Clearly, the overall theme of RSWS is to be good enough, rather than comprehensive.
A location
element has one child for each interface that it supports. As you
can see, we use the standard href
/id
pattern to refer to an
interface.
<rsws:location> <rsws:provides href="#mgmt"/> </rsws:location>
In addition to encouraging data sharing, this approach avoids the complexity of WSDL's
multiple namespaces for each type of object name. Within the provides
element
are transport-specific elements providing communication information. The first defined
element is for SOAP over HTTP:
<rsws:provides href="#mgmt"> <rsws:httpsoap soapVersion="1.1"> <url>/cgi-bin/mgmt</url> <ssl required="true"> <issuerDN>C=US, O=Foo, CN=SSL CA</issuerDN> </ssl> </rsws:httpsoap> </rsws:provides>
As you might expect, soapVersion
defines the version of SOAP to use. Note that
the URL is missing a protocol identifier, host, and port. The protocol identifier
is
specified by the use of the httpsoap
element. Leaving out the host and port
mean, respctively, to use the standard port and that the host is whatever host the
client is
talking to. This position independent URL style allows a single RSWS file to define
services
on multiple hosts.
More from Rich Salz |
The ssl
element -- purists may want to name it tls
-- is an
example of how security requirements might be specified. In the example above, we
are saying
that SSL is required, and that the server certificate will be signed by the specified
CA.
Other elements would include WS-Security requirements, XACML statements, and so on.

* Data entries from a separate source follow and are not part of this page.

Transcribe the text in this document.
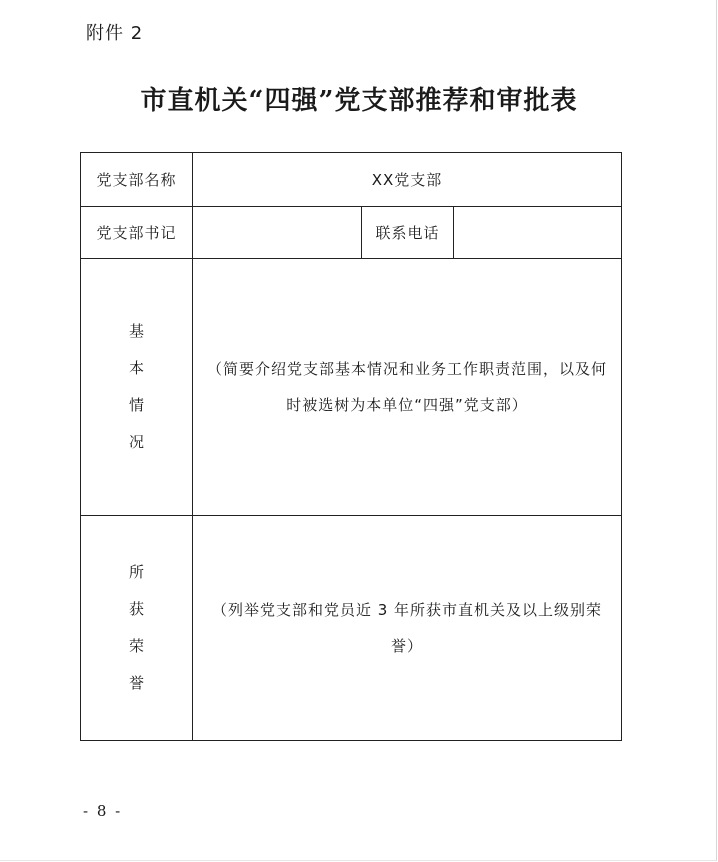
附件 2
市直机关“四强”党支部推荐和审批表
党支部名称	XX党支部		
党支部书记		联系电话	
基本情况	（简要介绍党支部基本情况和业务工作职责范围，以及何时被选树为本单位“四强”党支部）		

所获荣誉	（列举党支部和党员近 3 年所获市直机关及以上级别荣誉）		
- 8 -
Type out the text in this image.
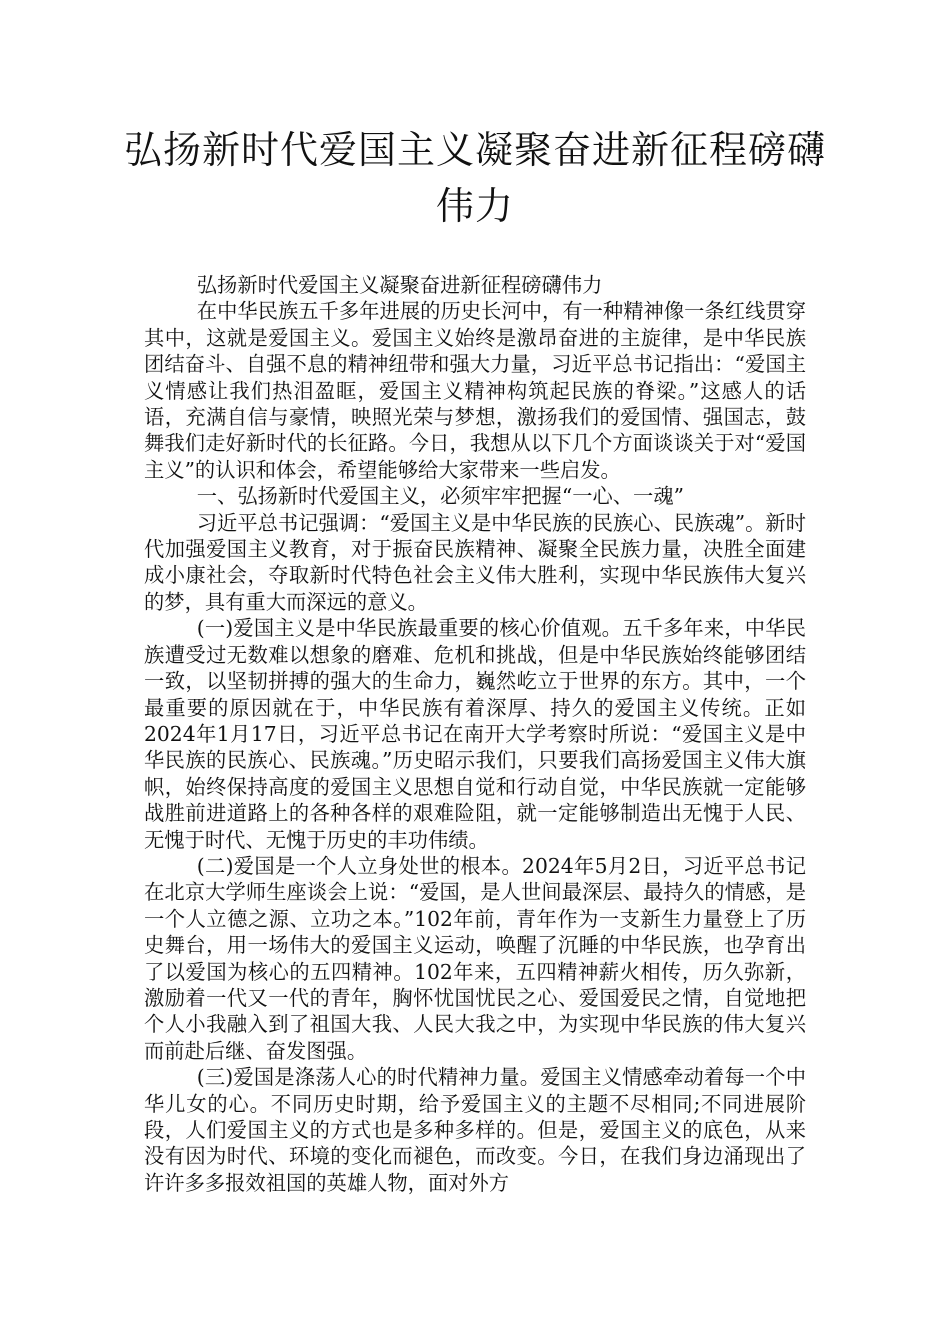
弘扬新时代爱国主义凝聚奋进新征程磅礴
伟力

弘扬新时代爱国主义凝聚奋进新征程磅礴伟力

在中华民族五千多年进展的历史长河中，有一种精神像一条红线贯穿其中，这就是爱国主义。爱国主义始终是激昂奋进的主旋律，是中华民族团结奋斗、自强不息的精神纽带和强大力量，习近平总书记指出：“爱国主义情感让我们热泪盈眶，爱国主义精神构筑起民族的脊梁。”这感人的话语，充满自信与豪情，映照光荣与梦想，激扬我们的爱国情、强国志，鼓舞我们走好新时代的长征路。今日，我想从以下几个方面谈谈关于对“爱国主义”的认识和体会，希望能够给大家带来一些启发。

一、弘扬新时代爱国主义，必须牢牢把握“一心、一魂”

习近平总书记强调：“爱国主义是中华民族的民族心、民族魂”。新时代加强爱国主义教育，对于振奋民族精神、凝聚全民族力量，决胜全面建成小康社会，夺取新时代特色社会主义伟大胜利，实现中华民族伟大复兴的梦，具有重大而深远的意义。

(一)爱国主义是中华民族最重要的核心价值观。五千多年来，中华民族遭受过无数难以想象的磨难、危机和挑战，但是中华民族始终能够团结一致，以坚韧拼搏的强大的生命力，巍然屹立于世界的东方。其中，一个最重要的原因就在于，中华民族有着深厚、持久的爱国主义传统。正如2024年1月17日，习近平总书记在南开大学考察时所说：“爱国主义是中华民族的民族心、民族魂。”历史昭示我们，只要我们高扬爱国主义伟大旗帜，始终保持高度的爱国主义思想自觉和行动自觉，中华民族就一定能够战胜前进道路上的各种各样的艰难险阻，就一定能够制造出无愧于人民、无愧于时代、无愧于历史的丰功伟绩。

(二)爱国是一个人立身处世的根本。2024年5月2日，习近平总书记在北京大学师生座谈会上说：“爱国，是人世间最深层、最持久的情感，是一个人立德之源、立功之本。”102年前，青年作为一支新生力量登上了历史舞台，用一场伟大的爱国主义运动，唤醒了沉睡的中华民族，也孕育出了以爱国为核心的五四精神。102年来，五四精神薪火相传，历久弥新，激励着一代又一代的青年，胸怀忧国忧民之心、爱国爱民之情，自觉地把个人小我融入到了祖国大我、人民大我之中，为实现中华民族的伟大复兴而前赴后继、奋发图强。

(三)爱国是涤荡人心的时代精神力量。爱国主义情感牵动着每一个中华儿女的心。不同历史时期，给予爱国主义的主题不尽相同;不同进展阶段，人们爱国主义的方式也是多种多样的。但是，爱国主义的底色，从来没有因为时代、环境的变化而褪色，而改变。今日，在我们身边涌现出了许许多多报效祖国的英雄人物，面对外方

If every interface provided by a server has the same communication parameters, we
could
define a httpsoapdefault
element to hold them; thus, in most cases, the
provides
element only has to reference the interface definition, as shown at
the start of this section.
Conclusion
I've sketched a brief example of an interface definition language for web services, motivated by a desire to avoid the excesses of WSDL and to obtain an interface language that does a better job of encouraging reuse and supporting the typeless or document style of schema definitions that will be seeing increasing use. It would be nice if RSWS were further refined, and if some tools became available. While it is unlikely, RelaxNG shows that it is possible for systems that compete with W3C specifications to gain some traction and market share of their own.